Pourtant Nadia n'a pas été seule longtemps. Dans la cité Youri Gagarine de Drancy, elle a su recréer un vrai village Kabyle. La porte n'est jamais fermée et le «bled» ne leur manque pas. «Avec les voisines, on est tout le temps ensemble. Je les appelle et elles viennent toutes chez moi. C'est comme ma famille.»

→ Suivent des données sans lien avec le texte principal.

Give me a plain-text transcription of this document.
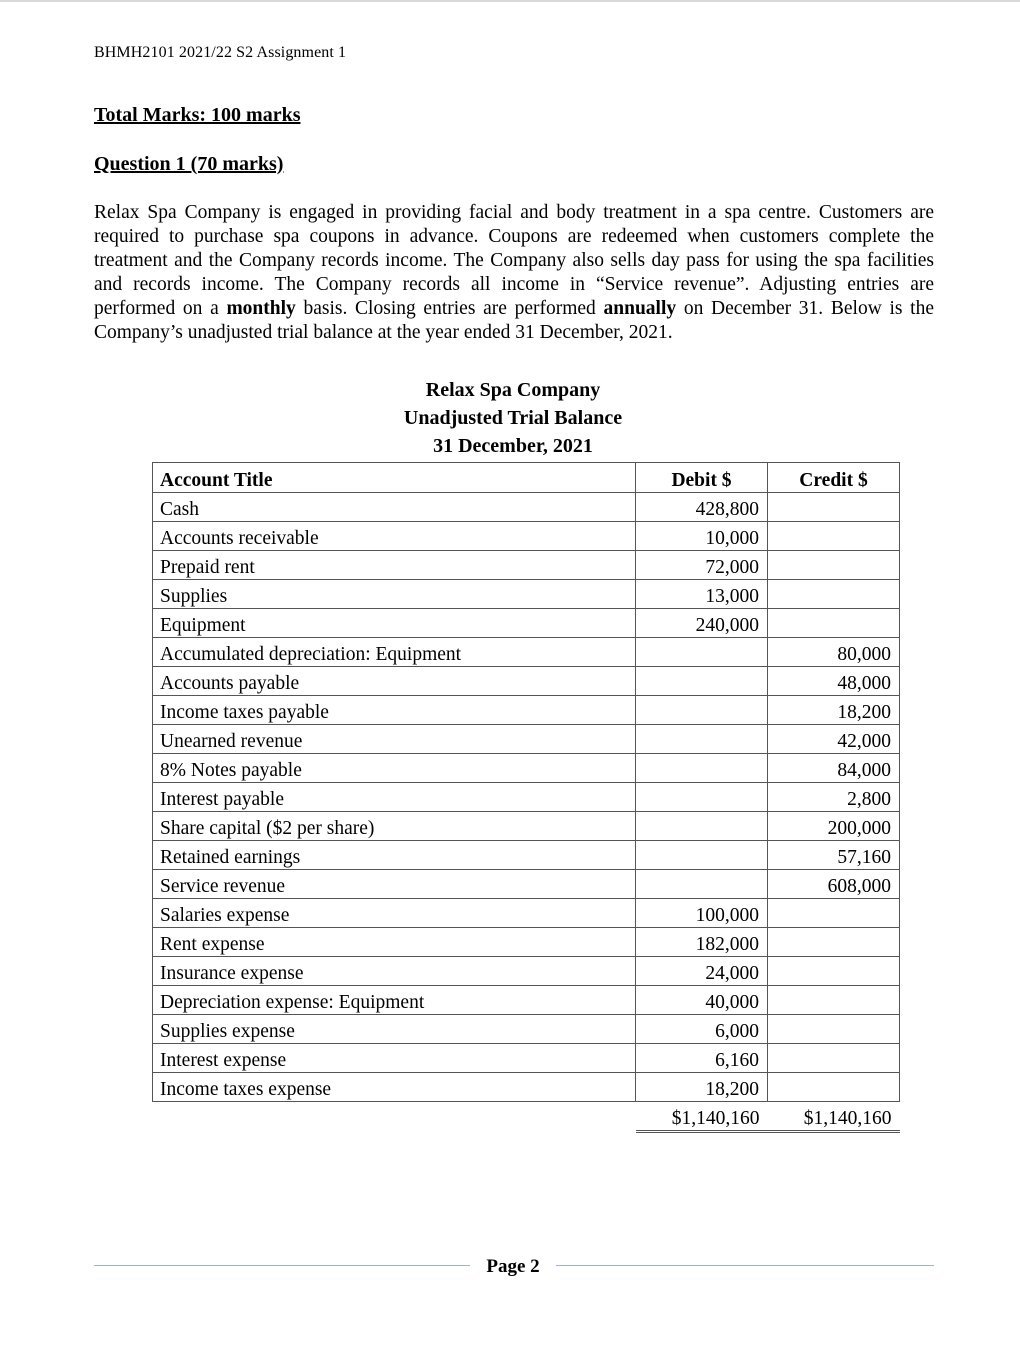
BHMH2101 2021/22 S2 Assignment 1
Total Marks: 100 marks
Question 1 (70 marks)
Relax Spa Company is engaged in providing facial and body treatment in a spa centre. Customers are required to purchase spa coupons in advance. Coupons are redeemed when customers complete the treatment and the Company records income. The Company also sells day pass for using the spa facilities and records income. The Company records all income in “Service revenue”. Adjusting entries are performed on a monthly basis. Closing entries are performed annually on December 31. Below is the Company’s unadjusted trial balance at the year ended 31 December, 2021.
Relax Spa Company
Unadjusted Trial Balance
31 December, 2021
Account Title	Debit $	Credit $
Cash	428,800	
Accounts receivable	10,000	
Prepaid rent	72,000	
Supplies	13,000	
Equipment	240,000	
Accumulated depreciation: Equipment		80,000
Accounts payable		48,000
Income taxes payable		18,200
Unearned revenue		42,000
8% Notes payable		84,000
Interest payable		2,800
Share capital ($2 per share)		200,000
Retained earnings		57,160
Service revenue		608,000
Salaries expense	100,000	
Rent expense	182,000	
Insurance expense	24,000	
Depreciation expense: Equipment	40,000	
Supplies expense	6,000	
Interest expense	6,160	
Income taxes expense	18,200	
	$1,140,160	$1,140,160
Page 2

En France, elles ont toutes découvert ce que signifie être femme, loin du patriarcat et d'un obscurantisme ambiant. «Là-bas, je n'avais pas le droit de sortir toute seule, pas même pour aller chez ma sœur qui habitait à dix mètres, il fallait que quelqu'un m'accompagne», explique Nadia. Retourner en Kabylie n'est pas le rêve de Nadia, c'est en France que son village se trouve maintenant. «On a créé notre Kabylie avec la liberté en plus.»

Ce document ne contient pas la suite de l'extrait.